Story continues below advertisement

"Given the significant upside potential, NPI now moves up to our Top 3 Best Ideas in Cdn. Energy Infrastructure," he said.

=====

Citing recent management changes and improved execution, Wedbush analyst Michael Pachter upgraded Snap Inc. (SNAP-N) to “outperform” from “neutral.”

Mr. Pachter thinks the recent addition of new chief financial officer Tim Stone points to an increased focus on shareholder value, adding the departure of chief strategy officer Imran Khan, announced Monday, will make Mr. Stone more visible and important.

Also emphasizing the importance of vice-president of investor relations Kristin Southey, he raised his target to US$12.25 from US$11.50. The average is US$11.76.

"Negative free cash flow and a high portion of stock-based compensation relative to revenue has kept us on the sidelines, but the departure of [Mr. Khan and chief financial officer Drew Vollero] and their replacement by seasoned financial professionals increases our confidence that Snap can turn the corner in the foreseeable future," said Mr. Pachter. "The company has a significant opportunity to align its strategic priorities with those of its shareholders and to articulate those goals in a much more consistent and clear way."
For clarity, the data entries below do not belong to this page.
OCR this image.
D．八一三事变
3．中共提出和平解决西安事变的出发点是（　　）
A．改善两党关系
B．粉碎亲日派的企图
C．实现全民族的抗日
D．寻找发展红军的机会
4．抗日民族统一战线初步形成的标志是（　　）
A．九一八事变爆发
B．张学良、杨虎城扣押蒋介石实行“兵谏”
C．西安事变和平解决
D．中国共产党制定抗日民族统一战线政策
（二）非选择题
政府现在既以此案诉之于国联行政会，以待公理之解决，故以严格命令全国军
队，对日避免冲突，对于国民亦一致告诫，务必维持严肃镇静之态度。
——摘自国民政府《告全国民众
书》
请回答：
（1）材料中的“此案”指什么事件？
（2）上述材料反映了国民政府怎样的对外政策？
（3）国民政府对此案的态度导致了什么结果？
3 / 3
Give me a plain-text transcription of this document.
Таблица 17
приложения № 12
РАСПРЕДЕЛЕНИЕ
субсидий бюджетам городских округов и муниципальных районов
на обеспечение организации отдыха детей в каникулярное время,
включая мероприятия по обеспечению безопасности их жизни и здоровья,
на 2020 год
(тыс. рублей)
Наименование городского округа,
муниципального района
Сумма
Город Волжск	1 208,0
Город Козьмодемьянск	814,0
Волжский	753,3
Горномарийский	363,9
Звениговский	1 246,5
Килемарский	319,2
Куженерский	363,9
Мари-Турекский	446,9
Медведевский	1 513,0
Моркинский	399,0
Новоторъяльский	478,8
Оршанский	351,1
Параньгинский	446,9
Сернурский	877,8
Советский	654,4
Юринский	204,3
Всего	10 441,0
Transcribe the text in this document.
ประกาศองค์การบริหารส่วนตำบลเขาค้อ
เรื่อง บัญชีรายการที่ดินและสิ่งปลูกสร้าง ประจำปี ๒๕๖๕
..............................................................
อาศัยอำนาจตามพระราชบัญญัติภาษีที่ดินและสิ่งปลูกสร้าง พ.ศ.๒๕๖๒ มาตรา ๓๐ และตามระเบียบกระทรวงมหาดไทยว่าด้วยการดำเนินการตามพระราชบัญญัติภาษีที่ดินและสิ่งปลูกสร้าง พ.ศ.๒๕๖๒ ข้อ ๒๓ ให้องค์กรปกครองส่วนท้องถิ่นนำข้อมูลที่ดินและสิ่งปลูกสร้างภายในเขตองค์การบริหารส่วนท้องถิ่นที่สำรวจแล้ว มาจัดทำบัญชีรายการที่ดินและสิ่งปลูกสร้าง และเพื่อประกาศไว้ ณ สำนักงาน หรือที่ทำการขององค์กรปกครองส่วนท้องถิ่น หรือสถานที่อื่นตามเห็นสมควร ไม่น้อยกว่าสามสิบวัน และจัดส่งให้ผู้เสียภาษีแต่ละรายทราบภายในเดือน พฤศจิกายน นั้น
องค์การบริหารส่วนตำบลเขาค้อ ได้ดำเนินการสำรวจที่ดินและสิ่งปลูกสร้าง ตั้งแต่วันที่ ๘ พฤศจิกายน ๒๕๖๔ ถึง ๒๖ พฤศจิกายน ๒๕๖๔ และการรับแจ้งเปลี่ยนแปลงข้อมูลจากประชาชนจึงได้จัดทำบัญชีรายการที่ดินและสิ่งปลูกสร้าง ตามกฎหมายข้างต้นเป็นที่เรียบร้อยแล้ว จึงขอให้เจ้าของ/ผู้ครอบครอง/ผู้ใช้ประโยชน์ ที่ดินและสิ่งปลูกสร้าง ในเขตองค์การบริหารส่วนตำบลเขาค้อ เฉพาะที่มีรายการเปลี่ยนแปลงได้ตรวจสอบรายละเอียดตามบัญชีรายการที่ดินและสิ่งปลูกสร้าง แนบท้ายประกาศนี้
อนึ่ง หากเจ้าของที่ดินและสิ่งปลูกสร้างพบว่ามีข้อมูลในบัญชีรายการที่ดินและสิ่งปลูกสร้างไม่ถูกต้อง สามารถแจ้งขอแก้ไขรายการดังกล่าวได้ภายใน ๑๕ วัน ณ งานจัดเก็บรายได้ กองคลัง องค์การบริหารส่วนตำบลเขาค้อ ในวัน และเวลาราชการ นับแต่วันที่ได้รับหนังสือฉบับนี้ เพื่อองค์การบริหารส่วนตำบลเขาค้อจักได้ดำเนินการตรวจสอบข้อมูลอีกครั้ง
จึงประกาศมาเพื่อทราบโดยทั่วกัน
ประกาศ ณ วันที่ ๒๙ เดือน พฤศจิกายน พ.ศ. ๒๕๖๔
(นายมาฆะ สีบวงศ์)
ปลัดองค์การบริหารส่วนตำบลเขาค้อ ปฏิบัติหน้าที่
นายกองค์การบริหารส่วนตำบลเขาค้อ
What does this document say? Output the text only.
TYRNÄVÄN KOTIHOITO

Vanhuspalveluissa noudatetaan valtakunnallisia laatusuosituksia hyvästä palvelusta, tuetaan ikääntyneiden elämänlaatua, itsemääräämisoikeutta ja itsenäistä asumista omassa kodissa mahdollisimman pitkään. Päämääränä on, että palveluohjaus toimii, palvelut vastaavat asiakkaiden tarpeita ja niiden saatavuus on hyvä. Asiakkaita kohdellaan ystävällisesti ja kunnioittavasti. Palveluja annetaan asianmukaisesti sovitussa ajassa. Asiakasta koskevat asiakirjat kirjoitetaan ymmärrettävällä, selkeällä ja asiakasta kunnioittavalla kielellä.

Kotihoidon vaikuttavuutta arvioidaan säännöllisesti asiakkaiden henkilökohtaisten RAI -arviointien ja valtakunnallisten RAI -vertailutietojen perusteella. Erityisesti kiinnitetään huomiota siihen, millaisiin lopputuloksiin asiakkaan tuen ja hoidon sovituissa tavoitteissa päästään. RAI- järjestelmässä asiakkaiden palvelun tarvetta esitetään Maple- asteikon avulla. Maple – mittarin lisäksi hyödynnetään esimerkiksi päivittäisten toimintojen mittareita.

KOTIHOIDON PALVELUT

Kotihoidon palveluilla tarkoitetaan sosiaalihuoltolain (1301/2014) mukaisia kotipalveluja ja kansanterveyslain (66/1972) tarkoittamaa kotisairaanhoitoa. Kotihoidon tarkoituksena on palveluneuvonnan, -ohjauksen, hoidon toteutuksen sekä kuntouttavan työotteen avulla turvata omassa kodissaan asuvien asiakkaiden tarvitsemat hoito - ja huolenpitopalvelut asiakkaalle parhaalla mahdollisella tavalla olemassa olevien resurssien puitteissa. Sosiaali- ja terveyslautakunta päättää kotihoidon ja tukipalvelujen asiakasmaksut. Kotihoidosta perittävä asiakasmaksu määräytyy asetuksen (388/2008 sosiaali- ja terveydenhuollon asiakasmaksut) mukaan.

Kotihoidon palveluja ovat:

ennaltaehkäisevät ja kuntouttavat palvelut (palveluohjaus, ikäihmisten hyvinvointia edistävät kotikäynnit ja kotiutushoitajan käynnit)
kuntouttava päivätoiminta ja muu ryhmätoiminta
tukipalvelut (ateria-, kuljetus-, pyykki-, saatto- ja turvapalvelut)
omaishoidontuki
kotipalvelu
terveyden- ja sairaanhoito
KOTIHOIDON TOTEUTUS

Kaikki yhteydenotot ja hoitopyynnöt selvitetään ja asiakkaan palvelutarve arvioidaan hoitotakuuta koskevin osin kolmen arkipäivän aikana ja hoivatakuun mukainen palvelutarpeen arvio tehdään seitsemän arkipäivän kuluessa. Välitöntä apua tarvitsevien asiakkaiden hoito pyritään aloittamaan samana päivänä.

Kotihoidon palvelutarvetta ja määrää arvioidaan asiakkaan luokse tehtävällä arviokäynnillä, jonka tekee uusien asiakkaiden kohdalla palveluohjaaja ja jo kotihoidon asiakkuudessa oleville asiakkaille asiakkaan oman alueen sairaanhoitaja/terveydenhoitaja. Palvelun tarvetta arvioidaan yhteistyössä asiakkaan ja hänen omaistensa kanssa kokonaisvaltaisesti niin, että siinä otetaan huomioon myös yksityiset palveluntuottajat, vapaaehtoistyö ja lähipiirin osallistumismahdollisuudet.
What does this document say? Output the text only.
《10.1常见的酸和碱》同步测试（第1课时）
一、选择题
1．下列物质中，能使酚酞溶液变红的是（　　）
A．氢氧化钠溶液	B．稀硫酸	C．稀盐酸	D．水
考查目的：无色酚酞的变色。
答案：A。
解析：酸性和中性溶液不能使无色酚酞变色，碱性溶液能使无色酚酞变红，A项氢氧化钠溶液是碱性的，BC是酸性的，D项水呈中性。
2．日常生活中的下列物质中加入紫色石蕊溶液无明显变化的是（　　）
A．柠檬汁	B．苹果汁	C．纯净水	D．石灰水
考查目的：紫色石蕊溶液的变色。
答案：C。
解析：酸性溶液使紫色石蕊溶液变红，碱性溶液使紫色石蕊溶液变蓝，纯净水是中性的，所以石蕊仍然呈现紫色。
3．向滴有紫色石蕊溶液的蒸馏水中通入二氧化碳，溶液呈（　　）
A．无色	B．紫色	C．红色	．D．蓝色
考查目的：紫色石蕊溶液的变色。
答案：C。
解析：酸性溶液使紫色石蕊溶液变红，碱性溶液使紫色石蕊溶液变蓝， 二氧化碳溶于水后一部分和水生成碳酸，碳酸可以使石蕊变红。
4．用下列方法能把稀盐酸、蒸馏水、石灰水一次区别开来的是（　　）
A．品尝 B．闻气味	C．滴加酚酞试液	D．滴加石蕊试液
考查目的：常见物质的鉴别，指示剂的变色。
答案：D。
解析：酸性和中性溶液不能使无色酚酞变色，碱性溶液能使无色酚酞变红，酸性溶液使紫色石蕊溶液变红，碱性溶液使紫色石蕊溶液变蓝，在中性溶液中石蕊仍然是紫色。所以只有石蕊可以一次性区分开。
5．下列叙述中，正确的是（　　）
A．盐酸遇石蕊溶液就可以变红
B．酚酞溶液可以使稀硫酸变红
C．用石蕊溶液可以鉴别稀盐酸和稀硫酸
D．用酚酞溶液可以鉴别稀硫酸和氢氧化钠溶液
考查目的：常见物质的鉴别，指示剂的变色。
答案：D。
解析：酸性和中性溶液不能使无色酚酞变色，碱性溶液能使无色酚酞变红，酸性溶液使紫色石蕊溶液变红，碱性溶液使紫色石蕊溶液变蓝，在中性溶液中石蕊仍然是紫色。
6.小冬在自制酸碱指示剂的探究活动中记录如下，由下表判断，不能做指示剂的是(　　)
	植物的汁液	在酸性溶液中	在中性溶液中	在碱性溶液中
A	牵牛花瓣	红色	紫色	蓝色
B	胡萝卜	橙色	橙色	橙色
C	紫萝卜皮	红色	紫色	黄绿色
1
Story continues below advertisement

=====

Nike Inc.’s (NKE-N) campaign with controversial National Football League quarterback Colin Kaepernick was both "a stroke of genius” and a “subtle sign” of its strength, according to Canaccord Genuity analyst Camilo Lyon.

“We believe NKE’s new “Just Do It” ad campaign with Colin Kaepernick was a stroke of genius as it accomplished four key things,” he said. “First, it struck an emotional chord with people that incited a conversation, much as it was intended. Second, it was courageous in that NKE took a stand in support of a social issue where few (if any) companies have of late. Third, it spoke to NKE’s core consumers in a very NKE-esque provocative way that shows it understands them and the issues that matter to them. Fourth, it strengthened the ties with its sponsor athletes by showing them that NKE stands by them. To us, this premeditated move was another subtle but significant sign of NKE’s strength and confidence in its position in the marketplace, one that likely does more good than harm.”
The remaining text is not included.